Easy Lazy Loader
The most fully featured, incredibly easy to set up lazy load plugin for WordPress.
The most fully featured, incredibly easy to set up lazy load plugin for WordPress.
Easy Lazy Loader is the most fully featured, incredibly easy to set up lazy load plugin for WordPress. Lazy load images, videos, iframes and audios to improve page load times. Uses jQuery.sonar to only load an element when it’s visible in the viewport. The plugin also adds an “Settings > Easy Lazy Loader” page which allows you to configure the settings from the admin interface of your site.
You can also lazy load other images, iframes, videos and audios in your theme, by using a simple filter.
Non-javascript visitors gets the original element in noscript.
Compatible with the RICG Responsive Images plugin for responsive images.
Images are the number one element that slows page load and increases bandwidth use. Easy Lazy Loader works with the responsive images feature introduced in WordPress 4.4.
Easy Lazy Loader supports all WordPress video Embeds including Youtube, Vimeo and HTML5 video – for a full list see the WordPress Codex Embeds list. The WordPress embed method of copying and pasting the video url into posts and pages content area is fully supported.
Easy Lazy Loader supports all WordPress audio Embeds including SoundCloud, Spotify and HTML5 audio – for a full list see the WordPress Codex Embeds list. The WordPress embed method of copying and pasting the audio url into posts and pages content area is fully supported.
Easy Lazy Loader has built in support for content that is added by iframe from any source in content and widgets examples.
Several strategies to fill the area of an image before it loads.
Lazy loading is a technique for loading web content when it’s needed rather than all at once. Normally when a user opens a webpage, the entire page’s contents are downloaded and rendered in a single go. While this allows the browser to cache the web page, there’s no guarantee that the user will actually view all of the downloaded content.
For example, If an entire photo gallery is downloaded but the user leaves after only viewing the first image, then the result is wasted memory and bandwidth.
Instead of bulk loading all of the content when the page is accessed, content can be loaded when the user accesses a part of the page that requires it. With lazy loading, pages are created with placeholder content which is only replaced with actual content when the user needs it.

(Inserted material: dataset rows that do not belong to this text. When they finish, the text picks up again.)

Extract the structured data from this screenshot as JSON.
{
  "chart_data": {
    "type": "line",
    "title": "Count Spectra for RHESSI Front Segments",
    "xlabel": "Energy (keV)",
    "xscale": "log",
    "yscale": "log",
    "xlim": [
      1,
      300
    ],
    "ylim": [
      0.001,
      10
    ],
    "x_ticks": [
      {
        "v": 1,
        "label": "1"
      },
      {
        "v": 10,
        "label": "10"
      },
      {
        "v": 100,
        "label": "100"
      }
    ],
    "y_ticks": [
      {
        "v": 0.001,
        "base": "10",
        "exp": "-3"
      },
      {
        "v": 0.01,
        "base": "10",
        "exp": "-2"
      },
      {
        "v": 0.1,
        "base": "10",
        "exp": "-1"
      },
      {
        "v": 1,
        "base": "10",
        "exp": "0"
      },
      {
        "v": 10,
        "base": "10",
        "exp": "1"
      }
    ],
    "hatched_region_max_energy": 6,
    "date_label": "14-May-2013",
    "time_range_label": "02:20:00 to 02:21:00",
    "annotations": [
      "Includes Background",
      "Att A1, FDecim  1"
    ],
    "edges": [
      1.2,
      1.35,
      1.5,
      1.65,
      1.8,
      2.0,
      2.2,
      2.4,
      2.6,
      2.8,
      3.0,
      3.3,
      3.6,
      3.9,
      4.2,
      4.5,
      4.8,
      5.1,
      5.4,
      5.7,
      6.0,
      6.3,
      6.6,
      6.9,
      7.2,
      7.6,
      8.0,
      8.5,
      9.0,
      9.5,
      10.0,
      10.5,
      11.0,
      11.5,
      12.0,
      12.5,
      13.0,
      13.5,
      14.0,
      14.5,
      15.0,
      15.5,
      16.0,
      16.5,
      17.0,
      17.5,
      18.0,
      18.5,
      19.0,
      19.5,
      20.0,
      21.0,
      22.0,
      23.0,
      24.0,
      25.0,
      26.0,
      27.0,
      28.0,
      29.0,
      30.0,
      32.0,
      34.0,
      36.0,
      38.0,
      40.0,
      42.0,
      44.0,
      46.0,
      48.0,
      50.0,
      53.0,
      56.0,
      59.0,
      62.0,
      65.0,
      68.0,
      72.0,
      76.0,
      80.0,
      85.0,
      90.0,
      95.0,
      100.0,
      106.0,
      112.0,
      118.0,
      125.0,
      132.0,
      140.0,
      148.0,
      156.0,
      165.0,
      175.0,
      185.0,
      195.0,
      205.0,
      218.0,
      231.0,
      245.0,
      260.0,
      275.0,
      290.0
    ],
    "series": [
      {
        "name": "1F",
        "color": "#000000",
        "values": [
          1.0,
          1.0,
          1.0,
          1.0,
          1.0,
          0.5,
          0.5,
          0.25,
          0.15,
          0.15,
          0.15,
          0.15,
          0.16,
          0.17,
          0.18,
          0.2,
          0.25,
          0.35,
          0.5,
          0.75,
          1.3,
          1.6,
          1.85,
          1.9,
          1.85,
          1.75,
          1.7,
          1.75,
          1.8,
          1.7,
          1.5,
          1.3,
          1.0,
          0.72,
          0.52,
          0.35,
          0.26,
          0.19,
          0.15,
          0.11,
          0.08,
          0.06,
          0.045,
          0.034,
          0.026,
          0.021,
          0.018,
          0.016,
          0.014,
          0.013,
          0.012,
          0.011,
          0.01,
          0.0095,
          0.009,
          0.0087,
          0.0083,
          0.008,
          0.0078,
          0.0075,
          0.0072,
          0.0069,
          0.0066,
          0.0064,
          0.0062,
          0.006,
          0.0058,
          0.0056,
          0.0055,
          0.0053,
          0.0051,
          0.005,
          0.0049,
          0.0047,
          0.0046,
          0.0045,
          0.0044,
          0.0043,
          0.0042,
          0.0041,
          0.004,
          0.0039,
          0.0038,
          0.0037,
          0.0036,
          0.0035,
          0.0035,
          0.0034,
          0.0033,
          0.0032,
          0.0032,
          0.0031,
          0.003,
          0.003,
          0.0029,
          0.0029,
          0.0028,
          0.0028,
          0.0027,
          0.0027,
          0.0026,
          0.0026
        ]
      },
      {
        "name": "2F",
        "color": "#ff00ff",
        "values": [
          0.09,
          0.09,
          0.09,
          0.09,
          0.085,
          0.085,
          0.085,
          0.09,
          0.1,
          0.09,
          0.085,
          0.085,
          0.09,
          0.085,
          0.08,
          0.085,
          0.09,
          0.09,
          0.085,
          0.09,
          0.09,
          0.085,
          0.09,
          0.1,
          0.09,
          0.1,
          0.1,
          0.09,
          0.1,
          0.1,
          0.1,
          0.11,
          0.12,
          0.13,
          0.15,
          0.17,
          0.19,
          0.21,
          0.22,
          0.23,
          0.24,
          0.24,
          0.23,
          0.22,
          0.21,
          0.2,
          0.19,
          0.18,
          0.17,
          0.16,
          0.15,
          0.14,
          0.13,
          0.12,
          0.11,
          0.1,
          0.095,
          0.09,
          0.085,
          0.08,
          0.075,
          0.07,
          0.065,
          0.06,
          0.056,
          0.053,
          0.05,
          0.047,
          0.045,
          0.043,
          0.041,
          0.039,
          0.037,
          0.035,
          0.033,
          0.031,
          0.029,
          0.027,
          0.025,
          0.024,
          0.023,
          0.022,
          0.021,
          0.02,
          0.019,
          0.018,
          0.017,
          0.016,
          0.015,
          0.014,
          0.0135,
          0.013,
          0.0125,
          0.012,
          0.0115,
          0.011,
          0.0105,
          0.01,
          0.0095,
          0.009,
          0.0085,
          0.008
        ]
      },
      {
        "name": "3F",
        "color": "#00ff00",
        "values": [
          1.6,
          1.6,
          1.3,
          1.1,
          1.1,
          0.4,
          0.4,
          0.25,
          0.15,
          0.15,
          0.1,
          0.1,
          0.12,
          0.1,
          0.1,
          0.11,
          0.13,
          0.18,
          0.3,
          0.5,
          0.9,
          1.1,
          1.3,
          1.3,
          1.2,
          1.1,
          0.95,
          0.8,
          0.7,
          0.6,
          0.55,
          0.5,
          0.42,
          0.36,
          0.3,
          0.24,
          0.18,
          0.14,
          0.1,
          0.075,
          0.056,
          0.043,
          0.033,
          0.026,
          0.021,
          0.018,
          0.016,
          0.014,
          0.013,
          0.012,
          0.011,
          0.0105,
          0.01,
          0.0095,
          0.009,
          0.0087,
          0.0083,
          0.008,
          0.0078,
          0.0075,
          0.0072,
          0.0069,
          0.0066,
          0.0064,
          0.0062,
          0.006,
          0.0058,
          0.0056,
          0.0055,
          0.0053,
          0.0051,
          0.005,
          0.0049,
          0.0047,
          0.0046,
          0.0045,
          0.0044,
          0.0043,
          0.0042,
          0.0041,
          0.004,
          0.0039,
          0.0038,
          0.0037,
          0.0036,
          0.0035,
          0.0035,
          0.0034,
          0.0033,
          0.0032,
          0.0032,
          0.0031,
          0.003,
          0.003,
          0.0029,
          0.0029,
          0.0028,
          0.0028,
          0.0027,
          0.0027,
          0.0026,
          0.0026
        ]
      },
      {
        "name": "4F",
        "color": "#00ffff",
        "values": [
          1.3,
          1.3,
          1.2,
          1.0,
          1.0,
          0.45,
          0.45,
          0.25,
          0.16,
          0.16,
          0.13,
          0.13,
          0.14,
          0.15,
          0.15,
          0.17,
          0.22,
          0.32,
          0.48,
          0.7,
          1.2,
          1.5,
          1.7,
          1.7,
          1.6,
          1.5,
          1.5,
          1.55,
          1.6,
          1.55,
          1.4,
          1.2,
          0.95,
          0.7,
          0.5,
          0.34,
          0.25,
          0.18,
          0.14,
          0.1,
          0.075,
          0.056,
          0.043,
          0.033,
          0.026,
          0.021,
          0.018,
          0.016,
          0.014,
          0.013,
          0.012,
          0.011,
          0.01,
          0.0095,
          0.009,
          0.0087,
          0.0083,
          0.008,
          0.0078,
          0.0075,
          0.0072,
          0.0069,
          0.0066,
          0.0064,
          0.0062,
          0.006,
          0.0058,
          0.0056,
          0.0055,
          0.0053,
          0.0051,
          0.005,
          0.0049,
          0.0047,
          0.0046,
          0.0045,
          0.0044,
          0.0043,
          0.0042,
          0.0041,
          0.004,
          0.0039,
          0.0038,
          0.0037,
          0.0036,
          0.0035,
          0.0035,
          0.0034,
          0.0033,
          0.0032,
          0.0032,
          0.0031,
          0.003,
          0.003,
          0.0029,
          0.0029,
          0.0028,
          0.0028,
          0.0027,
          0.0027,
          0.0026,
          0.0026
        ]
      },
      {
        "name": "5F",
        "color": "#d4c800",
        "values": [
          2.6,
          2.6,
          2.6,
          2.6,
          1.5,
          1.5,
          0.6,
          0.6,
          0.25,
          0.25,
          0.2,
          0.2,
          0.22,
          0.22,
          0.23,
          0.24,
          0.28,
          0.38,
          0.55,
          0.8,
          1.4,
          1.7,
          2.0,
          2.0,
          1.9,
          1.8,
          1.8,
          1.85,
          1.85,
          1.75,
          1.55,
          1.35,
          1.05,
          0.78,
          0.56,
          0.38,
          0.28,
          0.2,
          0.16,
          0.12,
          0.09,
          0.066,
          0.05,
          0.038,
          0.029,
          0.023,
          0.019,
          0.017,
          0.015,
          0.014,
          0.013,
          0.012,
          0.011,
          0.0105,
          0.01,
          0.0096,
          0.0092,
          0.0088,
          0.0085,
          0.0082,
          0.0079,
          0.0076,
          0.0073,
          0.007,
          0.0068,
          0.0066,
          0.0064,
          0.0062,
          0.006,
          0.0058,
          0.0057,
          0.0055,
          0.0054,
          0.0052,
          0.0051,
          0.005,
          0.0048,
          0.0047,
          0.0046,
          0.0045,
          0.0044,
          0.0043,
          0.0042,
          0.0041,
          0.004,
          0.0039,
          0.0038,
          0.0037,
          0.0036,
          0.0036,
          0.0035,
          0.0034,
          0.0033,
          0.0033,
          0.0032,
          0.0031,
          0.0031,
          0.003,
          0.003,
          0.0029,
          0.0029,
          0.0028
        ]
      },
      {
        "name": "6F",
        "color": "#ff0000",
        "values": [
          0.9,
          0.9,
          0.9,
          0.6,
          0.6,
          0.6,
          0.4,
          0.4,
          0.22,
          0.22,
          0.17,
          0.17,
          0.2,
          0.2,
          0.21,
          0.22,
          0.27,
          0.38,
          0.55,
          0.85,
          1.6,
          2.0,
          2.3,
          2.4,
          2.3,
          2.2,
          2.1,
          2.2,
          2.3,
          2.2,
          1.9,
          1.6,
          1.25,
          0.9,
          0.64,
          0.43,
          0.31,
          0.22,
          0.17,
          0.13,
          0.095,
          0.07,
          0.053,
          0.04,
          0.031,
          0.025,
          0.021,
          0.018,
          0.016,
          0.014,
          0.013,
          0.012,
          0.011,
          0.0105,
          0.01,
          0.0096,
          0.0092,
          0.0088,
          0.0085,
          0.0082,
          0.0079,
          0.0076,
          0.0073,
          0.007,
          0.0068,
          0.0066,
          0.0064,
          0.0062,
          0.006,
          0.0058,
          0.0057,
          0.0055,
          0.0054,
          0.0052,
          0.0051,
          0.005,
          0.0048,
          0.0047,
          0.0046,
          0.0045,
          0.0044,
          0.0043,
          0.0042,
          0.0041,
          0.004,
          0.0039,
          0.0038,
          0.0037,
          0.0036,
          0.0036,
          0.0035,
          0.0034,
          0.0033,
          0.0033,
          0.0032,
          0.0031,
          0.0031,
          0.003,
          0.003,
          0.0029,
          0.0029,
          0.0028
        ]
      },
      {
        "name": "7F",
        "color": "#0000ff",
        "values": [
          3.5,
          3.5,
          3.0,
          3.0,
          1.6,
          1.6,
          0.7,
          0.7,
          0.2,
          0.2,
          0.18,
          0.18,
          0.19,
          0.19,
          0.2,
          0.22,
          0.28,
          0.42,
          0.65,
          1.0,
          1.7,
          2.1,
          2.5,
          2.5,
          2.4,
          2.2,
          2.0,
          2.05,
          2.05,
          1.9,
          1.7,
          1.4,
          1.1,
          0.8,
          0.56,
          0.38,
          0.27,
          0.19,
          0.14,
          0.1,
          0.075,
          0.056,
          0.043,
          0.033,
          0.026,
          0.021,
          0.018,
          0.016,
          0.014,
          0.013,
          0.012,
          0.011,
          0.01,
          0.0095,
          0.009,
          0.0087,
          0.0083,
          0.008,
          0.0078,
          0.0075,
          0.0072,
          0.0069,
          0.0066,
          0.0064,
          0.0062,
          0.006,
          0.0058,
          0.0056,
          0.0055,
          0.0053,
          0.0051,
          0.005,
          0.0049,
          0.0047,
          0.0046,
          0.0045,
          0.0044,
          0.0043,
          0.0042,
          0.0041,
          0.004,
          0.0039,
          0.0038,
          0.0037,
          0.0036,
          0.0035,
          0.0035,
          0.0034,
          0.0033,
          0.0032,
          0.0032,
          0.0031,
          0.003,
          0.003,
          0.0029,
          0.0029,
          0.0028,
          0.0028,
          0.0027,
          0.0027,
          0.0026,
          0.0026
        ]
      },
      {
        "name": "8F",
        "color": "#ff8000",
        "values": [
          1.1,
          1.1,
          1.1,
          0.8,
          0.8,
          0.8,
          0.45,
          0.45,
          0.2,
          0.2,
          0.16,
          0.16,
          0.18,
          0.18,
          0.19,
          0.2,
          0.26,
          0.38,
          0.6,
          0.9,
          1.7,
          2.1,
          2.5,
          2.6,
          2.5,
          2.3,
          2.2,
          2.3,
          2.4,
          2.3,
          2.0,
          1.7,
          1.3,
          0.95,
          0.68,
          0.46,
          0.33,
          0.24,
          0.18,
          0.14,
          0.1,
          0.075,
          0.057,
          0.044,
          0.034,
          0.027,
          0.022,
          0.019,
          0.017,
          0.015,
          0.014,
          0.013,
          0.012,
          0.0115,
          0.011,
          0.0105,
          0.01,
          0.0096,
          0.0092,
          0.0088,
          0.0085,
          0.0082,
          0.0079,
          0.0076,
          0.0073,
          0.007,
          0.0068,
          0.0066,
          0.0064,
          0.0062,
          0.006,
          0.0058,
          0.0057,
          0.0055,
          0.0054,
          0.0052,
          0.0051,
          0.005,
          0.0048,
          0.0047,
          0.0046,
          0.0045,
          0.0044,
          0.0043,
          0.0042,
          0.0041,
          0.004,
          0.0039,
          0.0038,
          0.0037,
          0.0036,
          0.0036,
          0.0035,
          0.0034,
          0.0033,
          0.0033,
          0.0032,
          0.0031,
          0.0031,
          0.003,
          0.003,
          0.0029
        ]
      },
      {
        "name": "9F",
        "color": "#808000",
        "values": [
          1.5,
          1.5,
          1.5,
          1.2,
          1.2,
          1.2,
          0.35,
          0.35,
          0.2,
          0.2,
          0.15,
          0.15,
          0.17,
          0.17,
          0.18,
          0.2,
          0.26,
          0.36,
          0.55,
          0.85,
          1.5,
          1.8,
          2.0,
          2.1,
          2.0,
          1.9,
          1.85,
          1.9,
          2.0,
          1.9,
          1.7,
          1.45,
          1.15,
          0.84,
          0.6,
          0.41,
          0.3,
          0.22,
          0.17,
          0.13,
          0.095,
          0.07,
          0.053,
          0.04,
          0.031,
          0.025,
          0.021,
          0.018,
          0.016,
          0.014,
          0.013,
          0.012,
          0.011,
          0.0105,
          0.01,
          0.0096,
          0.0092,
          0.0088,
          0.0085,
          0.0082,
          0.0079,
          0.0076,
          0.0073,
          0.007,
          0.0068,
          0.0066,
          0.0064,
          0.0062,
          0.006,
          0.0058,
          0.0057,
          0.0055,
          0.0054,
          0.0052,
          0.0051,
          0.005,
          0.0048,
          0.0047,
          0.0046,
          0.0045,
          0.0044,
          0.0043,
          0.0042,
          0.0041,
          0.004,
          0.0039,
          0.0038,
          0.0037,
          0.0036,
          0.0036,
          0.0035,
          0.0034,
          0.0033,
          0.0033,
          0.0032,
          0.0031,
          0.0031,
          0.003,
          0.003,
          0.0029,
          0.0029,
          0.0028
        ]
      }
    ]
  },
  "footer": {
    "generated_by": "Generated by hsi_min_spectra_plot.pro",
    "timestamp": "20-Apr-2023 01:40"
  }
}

When someone adds a resource to a web page (image, video, etc.), the resource references a small placeholder. As a user browses the web page, the actual resource is cached by the browser and replaces the placeholder when the resource becomes visible on the user’s screen. For instance, if the user loads a webpage and immediately leaves it, then nothing beyond the top portion of the web page is loaded.
The main benefits of lazy loading break down into two areas…
The main benefit is a significant upgrade to your site’s initial load time. If you use lots of images in your posts, they’re going to add a bunch of size to your page. There’s really no point to loading them before it’s possible for visitors to see them.
So, better to load the page immediately and then fill in the web contents as they’re needed. You can’t even be sure readers will scroll the whole way down, which makes loading them entirely unnecessary.
That leads us to next point…
Not everyone is using unlimited bandwidth. For people who are limited by say, 3G mobile plans (or just horrible Internet providers), you can do them a favor by lazy loading your web contents. They’ll only have to use data for web contents they’re actually seeing.
They may never know, but it’s a nice thing to do, especially on your mobile site.
Whoa, this plugin is using JavaScript. What about visitors without JS?
No worries. They get the original element in a noscript element. No Lazy Loading for them, though.
I’m using a CDN. Will this plugin interfere?
Lazy loading works just fine. The images will still load from your CDN.
How do I change the placeholder image?
add_filter( ‘ell_placeholder_url’, ‘my_custom_placeholder_image’ ); function my_custom_placeholder_image( $image ) { return ‘http://url/to/image’; }
How do I lazy load other images in my theme?
If you have images output in custom templates or want to lazy load other images in your theme, you may pass the HTML through a filter:
'; $html = apply_filters( 'easy_lazy_loader_html', $html ); echo $html; ?>
Or, you can add an attribute called “data-lazy-src”
and “data-lazy-type”
with the source of the image URL and set the actual image URL to a transparent 1×1 pixel.